Case 1 | A 3-year-old boy underwent an oculoplastic surgical procedure and was discharged home with a prescription for oxycodone for pain control. The prescription included the patient's name and weight, the medication name and volume (1 ml), and frequency. The prescription was filled at an outside community pharmacy. After receiving his first dose, the child was noted by the family to be lethargic and was brought to the ED. Further investigation revealed the patient had received a 20-fold oxycodone overdose, as the 20 mg/ml concentration was dispensed by the outside pharmacy, while the 1 mg/ml concentration was intended, according to the written prescription. |
Contributing negative factors | Child relied on parents for care; pharmacist failed to recognise different concentrations for oxycodone; the amount (mg) was not specified on the prescription; the pharmacist did not double-check the preferred concentration with the prescribing physician; the pharmacist did not have any specific paediatric training; lack of a computerised drug-ordering system connected electronically to outpatient pharmacies; polices (mg/kg/dose) to write drug amounts were not followed. |
Contributing positive factors | Parents were attentive to medication side effects; the pharmacy follows a protocol for medication dispensing. |
How will you reduce the likelihood of this defect happening again? | Require that paediatric prescription pads include dosing such as concentration (mg/ml) and amount (mg/kg). Incorporate paediatric dosing checks into outpatient pharmacy computer systems to alert the pharmacist to overdoses. Educate providers on dosing concentrations. |
Case 2 | Child was prescribed ceftriaxone for IM administration in ED. Prior to medication arrival from pharmacy, an intravenous was placed, and the MD asked nurse to give medication intravenously. Nursing noticed that IM preparation contained lidocaine and did not administer medication intravenous (near-miss). |
Contributing negative factors | Computer order entry did not specify that IM ceftriaxone contained lidocaine. Providers were not aware that IM ceftriaxone included lidocaine. |
Contributing positive factors | Nurse recognised that ceftriaxone contained lidocaine. |
How will you reduce the likelihood of this defect happening again? | Make it impossible to administer IM medications through the intravenous route by incompatible intravenous attachments.

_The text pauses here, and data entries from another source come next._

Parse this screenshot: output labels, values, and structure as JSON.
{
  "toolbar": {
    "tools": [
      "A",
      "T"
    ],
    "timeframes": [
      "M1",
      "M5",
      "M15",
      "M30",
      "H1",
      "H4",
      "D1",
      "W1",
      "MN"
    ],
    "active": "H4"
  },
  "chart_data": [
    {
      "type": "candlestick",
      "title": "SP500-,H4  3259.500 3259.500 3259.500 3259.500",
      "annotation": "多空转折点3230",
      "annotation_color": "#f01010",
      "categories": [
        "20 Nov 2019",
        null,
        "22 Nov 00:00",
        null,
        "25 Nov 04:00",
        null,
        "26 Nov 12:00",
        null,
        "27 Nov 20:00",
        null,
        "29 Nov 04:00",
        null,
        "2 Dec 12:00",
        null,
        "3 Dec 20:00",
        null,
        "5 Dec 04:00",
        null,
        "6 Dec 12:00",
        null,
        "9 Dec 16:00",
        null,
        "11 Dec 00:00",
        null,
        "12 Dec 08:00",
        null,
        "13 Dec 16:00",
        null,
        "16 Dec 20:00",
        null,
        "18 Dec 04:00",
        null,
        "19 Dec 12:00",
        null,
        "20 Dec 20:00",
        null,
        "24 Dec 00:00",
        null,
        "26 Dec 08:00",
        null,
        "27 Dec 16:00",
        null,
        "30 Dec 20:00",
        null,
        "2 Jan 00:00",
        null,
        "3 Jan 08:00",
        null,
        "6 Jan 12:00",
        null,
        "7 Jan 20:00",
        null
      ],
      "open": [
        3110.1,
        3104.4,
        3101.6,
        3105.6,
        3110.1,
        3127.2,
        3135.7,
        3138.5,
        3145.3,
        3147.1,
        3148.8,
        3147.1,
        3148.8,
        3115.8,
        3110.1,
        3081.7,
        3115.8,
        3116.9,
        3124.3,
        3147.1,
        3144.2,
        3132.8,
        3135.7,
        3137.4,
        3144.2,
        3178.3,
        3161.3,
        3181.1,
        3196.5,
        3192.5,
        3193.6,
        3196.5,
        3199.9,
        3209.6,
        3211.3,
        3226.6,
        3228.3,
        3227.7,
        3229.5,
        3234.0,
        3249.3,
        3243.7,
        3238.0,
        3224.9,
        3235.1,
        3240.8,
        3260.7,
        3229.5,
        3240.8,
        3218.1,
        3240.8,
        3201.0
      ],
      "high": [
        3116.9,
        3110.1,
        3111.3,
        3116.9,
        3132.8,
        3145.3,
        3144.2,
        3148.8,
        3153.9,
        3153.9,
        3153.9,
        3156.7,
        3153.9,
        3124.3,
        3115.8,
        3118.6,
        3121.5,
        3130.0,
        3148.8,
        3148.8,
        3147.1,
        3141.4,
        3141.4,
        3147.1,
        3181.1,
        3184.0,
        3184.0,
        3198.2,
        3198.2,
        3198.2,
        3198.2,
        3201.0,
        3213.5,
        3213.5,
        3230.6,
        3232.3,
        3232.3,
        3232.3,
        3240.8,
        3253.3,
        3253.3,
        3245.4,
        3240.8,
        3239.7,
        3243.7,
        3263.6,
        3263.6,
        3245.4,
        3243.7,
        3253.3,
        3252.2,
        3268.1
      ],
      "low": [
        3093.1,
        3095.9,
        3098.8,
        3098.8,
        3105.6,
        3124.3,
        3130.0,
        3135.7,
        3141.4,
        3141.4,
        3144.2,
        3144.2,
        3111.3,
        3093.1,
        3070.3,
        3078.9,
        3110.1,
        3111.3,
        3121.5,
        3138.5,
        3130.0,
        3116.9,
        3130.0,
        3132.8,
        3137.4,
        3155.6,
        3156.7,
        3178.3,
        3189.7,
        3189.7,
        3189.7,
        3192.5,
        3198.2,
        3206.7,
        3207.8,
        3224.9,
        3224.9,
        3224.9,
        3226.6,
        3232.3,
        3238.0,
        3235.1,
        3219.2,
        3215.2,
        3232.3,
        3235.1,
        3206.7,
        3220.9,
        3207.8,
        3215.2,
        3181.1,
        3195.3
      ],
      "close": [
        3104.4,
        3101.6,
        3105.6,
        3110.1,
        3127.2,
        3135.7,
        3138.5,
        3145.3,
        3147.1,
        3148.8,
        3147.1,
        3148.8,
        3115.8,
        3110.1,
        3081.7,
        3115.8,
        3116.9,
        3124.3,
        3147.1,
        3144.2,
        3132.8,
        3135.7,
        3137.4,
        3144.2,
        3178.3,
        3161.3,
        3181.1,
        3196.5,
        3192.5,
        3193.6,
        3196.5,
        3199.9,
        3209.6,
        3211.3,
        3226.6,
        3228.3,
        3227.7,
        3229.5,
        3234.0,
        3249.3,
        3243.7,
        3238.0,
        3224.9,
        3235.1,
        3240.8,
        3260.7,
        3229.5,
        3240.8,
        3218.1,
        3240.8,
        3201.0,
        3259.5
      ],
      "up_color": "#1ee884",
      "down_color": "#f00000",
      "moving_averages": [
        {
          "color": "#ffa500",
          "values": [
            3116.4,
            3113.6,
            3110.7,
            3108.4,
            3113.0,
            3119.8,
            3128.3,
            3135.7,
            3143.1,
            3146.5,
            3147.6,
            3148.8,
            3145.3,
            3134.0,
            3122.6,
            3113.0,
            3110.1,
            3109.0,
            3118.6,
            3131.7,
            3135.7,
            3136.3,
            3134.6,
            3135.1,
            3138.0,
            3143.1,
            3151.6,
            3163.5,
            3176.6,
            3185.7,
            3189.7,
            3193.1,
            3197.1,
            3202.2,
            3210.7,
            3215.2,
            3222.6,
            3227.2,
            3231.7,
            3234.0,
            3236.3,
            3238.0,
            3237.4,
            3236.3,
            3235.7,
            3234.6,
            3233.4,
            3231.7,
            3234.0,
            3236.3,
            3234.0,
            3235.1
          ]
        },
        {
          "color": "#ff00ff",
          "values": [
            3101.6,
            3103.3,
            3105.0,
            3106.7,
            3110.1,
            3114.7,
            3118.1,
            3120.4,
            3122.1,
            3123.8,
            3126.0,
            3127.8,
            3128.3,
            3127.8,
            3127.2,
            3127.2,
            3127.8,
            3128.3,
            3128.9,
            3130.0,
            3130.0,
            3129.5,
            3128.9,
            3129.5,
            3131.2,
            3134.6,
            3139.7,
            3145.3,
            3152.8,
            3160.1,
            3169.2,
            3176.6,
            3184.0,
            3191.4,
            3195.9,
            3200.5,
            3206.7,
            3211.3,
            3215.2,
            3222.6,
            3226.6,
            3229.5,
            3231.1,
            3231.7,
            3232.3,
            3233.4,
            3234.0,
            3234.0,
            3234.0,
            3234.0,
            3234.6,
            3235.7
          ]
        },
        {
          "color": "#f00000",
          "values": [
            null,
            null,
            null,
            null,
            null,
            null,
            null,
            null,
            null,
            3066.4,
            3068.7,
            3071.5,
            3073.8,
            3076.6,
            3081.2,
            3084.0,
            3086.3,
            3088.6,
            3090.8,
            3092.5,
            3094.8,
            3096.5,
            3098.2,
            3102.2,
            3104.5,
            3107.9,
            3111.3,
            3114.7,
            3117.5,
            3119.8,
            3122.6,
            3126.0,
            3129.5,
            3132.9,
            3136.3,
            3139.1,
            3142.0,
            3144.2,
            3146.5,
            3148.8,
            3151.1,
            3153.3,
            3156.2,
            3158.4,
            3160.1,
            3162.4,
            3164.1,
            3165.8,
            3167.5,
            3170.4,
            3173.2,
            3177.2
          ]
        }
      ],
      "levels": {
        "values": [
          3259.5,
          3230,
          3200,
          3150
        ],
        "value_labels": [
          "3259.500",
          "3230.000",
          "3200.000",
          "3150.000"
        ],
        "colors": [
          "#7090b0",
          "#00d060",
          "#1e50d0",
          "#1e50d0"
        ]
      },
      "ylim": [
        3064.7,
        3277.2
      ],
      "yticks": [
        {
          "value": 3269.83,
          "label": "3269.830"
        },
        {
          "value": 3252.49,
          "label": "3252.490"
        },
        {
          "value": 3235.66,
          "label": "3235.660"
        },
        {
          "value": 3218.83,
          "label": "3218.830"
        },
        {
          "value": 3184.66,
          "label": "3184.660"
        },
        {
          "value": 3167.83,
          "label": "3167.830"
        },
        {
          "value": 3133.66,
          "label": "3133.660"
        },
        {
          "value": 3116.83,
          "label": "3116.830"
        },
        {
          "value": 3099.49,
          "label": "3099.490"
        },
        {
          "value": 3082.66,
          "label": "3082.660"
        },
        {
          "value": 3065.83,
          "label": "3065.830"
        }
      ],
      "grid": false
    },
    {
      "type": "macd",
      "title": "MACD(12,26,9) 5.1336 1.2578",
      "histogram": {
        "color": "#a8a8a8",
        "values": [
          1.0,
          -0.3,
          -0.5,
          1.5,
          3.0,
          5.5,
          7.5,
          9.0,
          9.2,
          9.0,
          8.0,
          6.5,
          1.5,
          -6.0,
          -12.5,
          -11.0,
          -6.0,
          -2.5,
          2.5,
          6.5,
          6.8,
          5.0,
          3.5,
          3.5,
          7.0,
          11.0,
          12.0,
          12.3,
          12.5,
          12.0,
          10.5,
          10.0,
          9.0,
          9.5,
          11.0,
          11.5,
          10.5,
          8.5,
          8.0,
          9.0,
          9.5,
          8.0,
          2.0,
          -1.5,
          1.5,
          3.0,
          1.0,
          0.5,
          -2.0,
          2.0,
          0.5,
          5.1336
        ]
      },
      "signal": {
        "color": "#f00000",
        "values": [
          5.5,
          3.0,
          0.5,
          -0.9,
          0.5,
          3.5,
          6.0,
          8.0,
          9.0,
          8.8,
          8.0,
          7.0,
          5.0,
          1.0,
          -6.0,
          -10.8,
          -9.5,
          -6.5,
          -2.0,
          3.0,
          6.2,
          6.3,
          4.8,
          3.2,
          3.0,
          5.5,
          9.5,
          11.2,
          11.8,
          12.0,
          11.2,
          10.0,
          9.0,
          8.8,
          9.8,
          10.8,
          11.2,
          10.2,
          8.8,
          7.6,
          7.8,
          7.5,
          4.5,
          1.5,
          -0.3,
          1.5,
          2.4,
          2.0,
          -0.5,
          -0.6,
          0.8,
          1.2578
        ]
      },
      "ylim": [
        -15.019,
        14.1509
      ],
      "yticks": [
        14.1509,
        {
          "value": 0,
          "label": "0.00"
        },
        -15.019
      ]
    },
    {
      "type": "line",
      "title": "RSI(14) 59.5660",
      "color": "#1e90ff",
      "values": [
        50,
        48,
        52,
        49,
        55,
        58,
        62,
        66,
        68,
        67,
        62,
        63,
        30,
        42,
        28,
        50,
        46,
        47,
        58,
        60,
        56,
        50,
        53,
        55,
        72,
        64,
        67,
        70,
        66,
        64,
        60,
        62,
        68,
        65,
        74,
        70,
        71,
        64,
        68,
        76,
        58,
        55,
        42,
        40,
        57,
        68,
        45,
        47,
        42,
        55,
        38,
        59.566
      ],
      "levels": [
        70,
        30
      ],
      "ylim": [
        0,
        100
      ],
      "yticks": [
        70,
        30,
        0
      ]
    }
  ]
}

Revise computer order entry to indicate that lidocaine is present in IM ceftriaxone. |
Case 3 | A 16-year-old female presented with symptoms of flu to the ED. She was prescribed oseltamivir 75 mg (suspension) by mouth twice a day. The prescription was filled that day at an outside community pharmacy. The mother called back to the ED the next day and said her daughter was very nauseous and not tolerating the medicine, and she was asked to return. Upon return, it was discovered that the daughter was being given 1¼ tsp of concentrated powder (an overdose), as the preparation had not been reconstituted with water. |
Contributing negative factors | It was not clear to the patient or parent that oseltamivir was to be a liquid. Computer system should have alerted pharmacist to reconstitute medicine prior to dispensing. Pharmacist was inexperienced with a large workload. |
Contributing positive factors | Mother recognised that child did not seem to be responding appropriately to medication. There are existing instructions describing the process of reconstituting oseltamivir powder. |
How will you reduce the likelihood of this defect happening again? | Physicians could better educate patients about the dose, route and form of newly prescribed medications. Physician could follow up with patient to ensure prescription filled appropriately and clinical status improving. Educate pharmacists on the need to reconstitute oseltamivir powder prior to dispensing. |
ED, Emergency Department; IM, intramuscular.